Abstract 13787: Ischemic Postconditioning Triggers Beta-Catenin-Mediated VEGF-Dependent Increased Angiogenesis and Reduced Ventricular Remodeling in Mouse Ischemic Reperfused Myocardium
Ischemic postconditioning (IPoC) has generated interest as a mechanical intervention against myocardial ischemia/reperfusion (I/R) injury, but its effect on angiogenesis remains elusive. Present study attempts to address whether beta-catenin mediated VEGF activation plays role in IPoC-mediated angiogenesis. Male CD1 mice were divided into 5 groups, Control Sham (CS), I/R, IPoC, Ad-sh-beta(b)-cat+IPoC and Ad-sh-scramble+IPoC. Mice were subjected to 30 min of regional ischemia followed by various duration of reperfusion depending on the parameters studied. For IPoC, 3 cycles of 10s reperfusion and 10s re-occlusion was applied at the onset of reperfusion. To observe the effect of beta-catenin inhibition, Ad-sh-b-cat or Ad-sh-scr (1X109 PFU) was administered intramyocardially at four different sites 48h prior to IPoC. We observed, reduction in infarct size (28±1vs.36±0.9%), apoptotic cardiomyocytes (20±2vs.130±28 counts/100HPF) and myocardial fibrosis, and increase in capillary (2970±210vs.2258±162 counts/mm2) and arteriolar (60±2vs.37±6 counts/mm2) density with a consequent improvement in myocardial functions such as increased ejection fraction (65±4vs.52±1%), fractional shortening (35±3vs.26±1%) as assessed by echocardiography in the IPoC group compared to non-IPoC. Immunoblot analysis revealed, increased p-GSK-3b (1.4 fold), b-catenin nuclear translocation (1.5 fold), VEGF (1.3 fold), Ang-1 (1.5 fold), Bcl-2 (1.6 fold), survivin (1.4 fold) levels in IPoC compared to non-IPoC. On the other hand, Ad-sh-b-cat administration prior to IPoC almost abolished the expression of b-cat, VEGF, Ang-1, Bcl-2 and survivin.
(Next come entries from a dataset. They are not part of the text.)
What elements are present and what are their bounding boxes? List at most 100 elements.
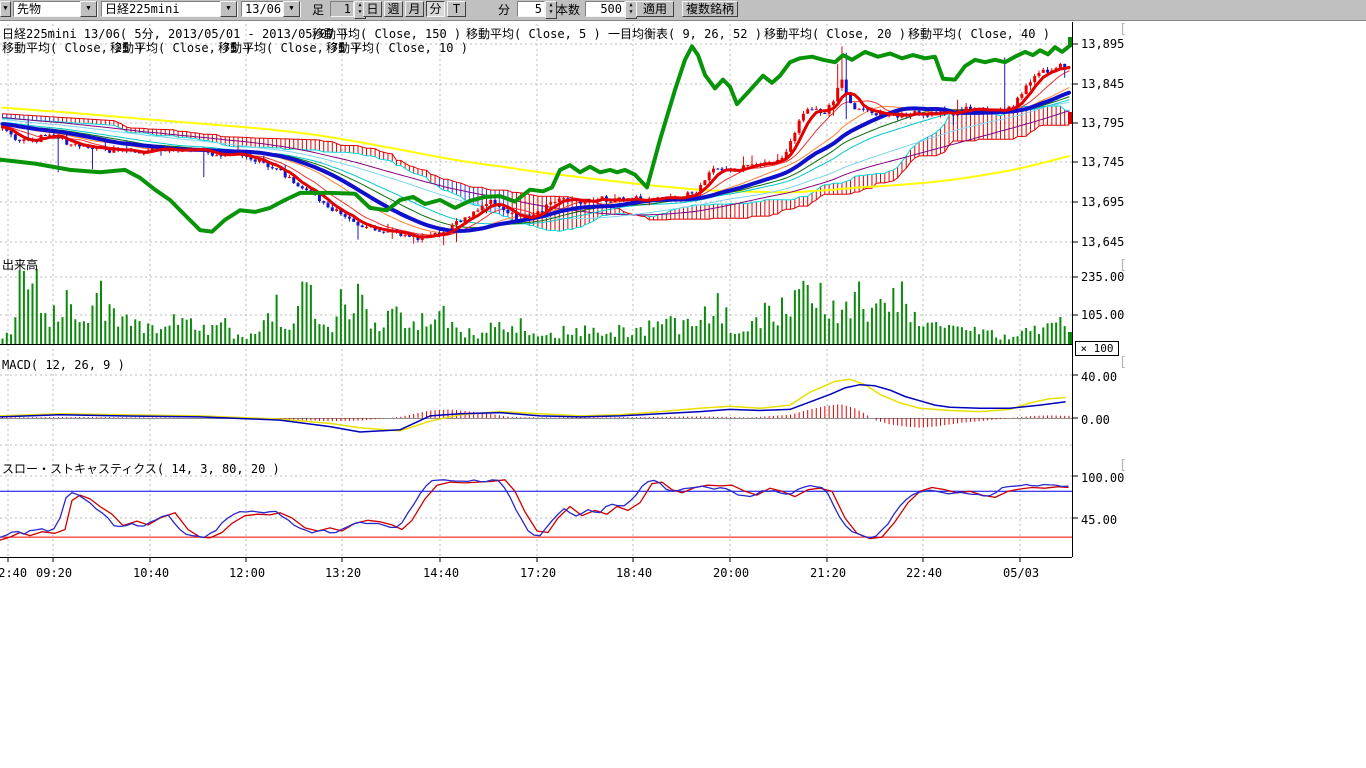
candle-body	[335, 209, 338, 211]
candle-body	[485, 204, 488, 206]
candle-body	[305, 188, 308, 190]
stochastics-pane	[0, 480, 1072, 540]
price-pane	[0, 46, 1070, 246]
candle-body	[746, 165, 749, 166]
price-axis-label: 13,895	[1081, 37, 1124, 51]
candle-body	[703, 180, 706, 185]
candle-body	[712, 169, 715, 173]
candle-body	[810, 109, 813, 110]
candle-body	[840, 80, 843, 88]
candle-body	[716, 169, 719, 170]
time-axis-label: 21:20	[810, 566, 846, 580]
candle-body	[554, 202, 557, 203]
chart-plot-area[interactable]	[0, 0, 1366, 600]
pane-resize-marker: [	[1119, 258, 1127, 273]
candle-body	[1020, 94, 1023, 98]
volume-axis-label: 105.00	[1081, 308, 1124, 322]
price-axis-label: 13,795	[1081, 116, 1124, 130]
candle-body	[562, 198, 565, 199]
time-axis-label: 22:40	[0, 566, 27, 580]
candle-body	[327, 203, 330, 208]
candle-body	[48, 135, 51, 136]
last-value-marker	[1068, 112, 1072, 124]
candle-body	[506, 210, 509, 213]
candle-body	[288, 177, 291, 178]
candle-body	[459, 221, 462, 222]
candle-body	[609, 202, 612, 203]
candle-body	[297, 183, 300, 186]
candle-body	[806, 109, 809, 113]
candle-body	[361, 226, 364, 228]
candle-body	[476, 210, 479, 211]
price-axis-label: 13,745	[1081, 155, 1124, 169]
stoch-percent-k-line	[0, 480, 1068, 538]
candle-body	[853, 103, 856, 109]
candle-body	[875, 113, 878, 115]
candle-body	[481, 206, 484, 210]
macd-pane	[0, 379, 1072, 432]
candle-body	[356, 222, 359, 226]
candle-body	[751, 164, 754, 165]
time-axis-label: 12:00	[229, 566, 265, 580]
candle-body	[858, 109, 861, 110]
macd-axis-label: 40.00	[1081, 370, 1117, 384]
time-axis-label: 13:20	[325, 566, 361, 580]
legend-item: 一目均衡表( 9, 26, 52 )	[608, 25, 762, 42]
candle-body	[798, 121, 801, 133]
macd-signal-line	[0, 379, 1065, 431]
stoch-axis-label: 100.00	[1081, 471, 1124, 485]
candle-body	[14, 134, 17, 139]
candle-body	[22, 139, 25, 141]
candle-body	[708, 172, 711, 180]
time-axis-label: 10:40	[133, 566, 169, 580]
senkou-span-b-line	[3, 114, 1070, 220]
candle-body	[832, 101, 835, 105]
candle-body	[1042, 70, 1045, 73]
senkou-span-a-line	[3, 106, 1070, 231]
candle-body	[691, 192, 694, 193]
candle-body	[802, 114, 805, 121]
pane-resize-marker: [	[1119, 355, 1127, 370]
candle-body	[254, 160, 257, 162]
candle-body	[862, 109, 865, 110]
price-axis-label: 13,695	[1081, 195, 1124, 209]
candle-body	[849, 95, 852, 103]
candle-body	[18, 140, 21, 141]
candle-body	[331, 207, 334, 211]
time-axis-label: 14:40	[423, 566, 459, 580]
time-axis-label: 20:00	[713, 566, 749, 580]
candle-body	[215, 155, 218, 156]
candle-body	[789, 141, 792, 152]
stochastics-panel-label: スロー・ストキャスティクス( 14, 3, 80, 20 )	[2, 460, 280, 477]
stoch-axis-label: 45.00	[1081, 513, 1117, 527]
macd-axis-label: 0.00	[1081, 413, 1110, 427]
candle-body	[275, 168, 278, 169]
candle-body	[502, 207, 505, 210]
candle-body	[1046, 70, 1049, 73]
candle-body	[549, 202, 552, 204]
candle-body	[823, 113, 826, 114]
price-axis-label: 13,645	[1081, 235, 1124, 249]
candle-body	[1029, 82, 1032, 85]
volume-axis-label: 235.00	[1081, 270, 1124, 284]
candle-body	[1033, 76, 1036, 82]
ma10-line	[3, 71, 1070, 236]
candle-body	[271, 167, 274, 168]
time-axis-label: 17:20	[520, 566, 556, 580]
time-axis-label: 05/03	[1003, 566, 1039, 580]
legend-item: 移動平均( Close, 20 )	[764, 25, 906, 42]
legend-item: 移動平均( Close, 10 )	[326, 39, 468, 56]
lagging-span-line	[0, 46, 1070, 232]
pane-resize-marker: [	[1119, 22, 1127, 37]
candle-body	[301, 186, 304, 188]
candle-body	[468, 217, 471, 218]
time-axis-label: 18:40	[616, 566, 652, 580]
candle-body	[489, 200, 492, 204]
candle-body	[1037, 73, 1040, 76]
axes	[0, 22, 1078, 562]
volume-multiplier-badge: × 100	[1075, 341, 1119, 356]
candle-body	[541, 211, 544, 212]
candle-body	[378, 230, 381, 231]
candle-body	[1025, 86, 1028, 95]
candle-body	[365, 227, 368, 228]
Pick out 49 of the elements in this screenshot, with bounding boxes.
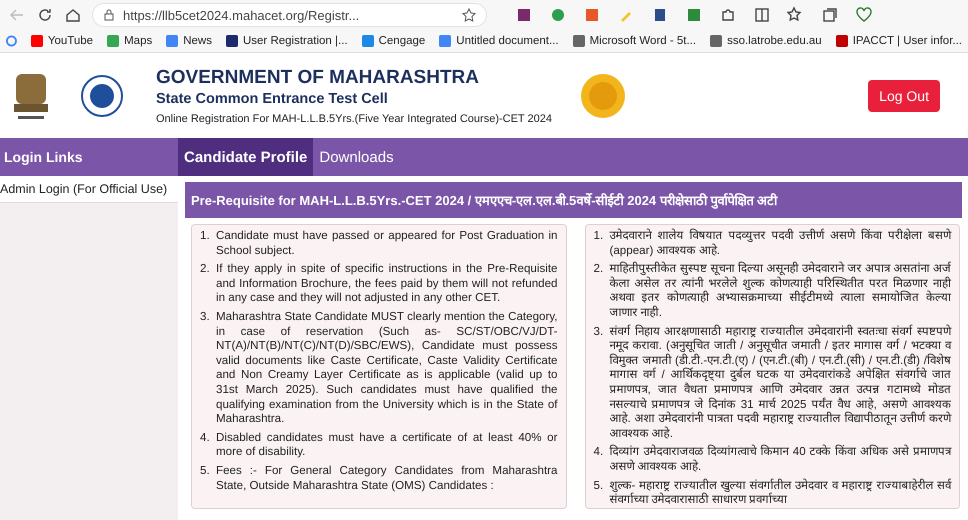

In addition, IPoC mediated cardioprotective effect was significantly blocked by the addition of Ad-sh-b-cat 48h prior to IPoC which was demonstrated increased infarct size and fibrosis indicating the possible role of b-catenin in triggering VEGF and increased angiogenesis and cardioprotection by IPoC. In conclusion, the present study identifies for the first time the potential effect of IPoC, at the onset of reperfusion, induces angiogenesis via GSK-3b, b-catenin, VEGF, Ang-1, which leads to reduced cell death via Bcl-2 and survivin followed by decreased ventricular remodeling.
- © 2010 by American Heart Association, Inc.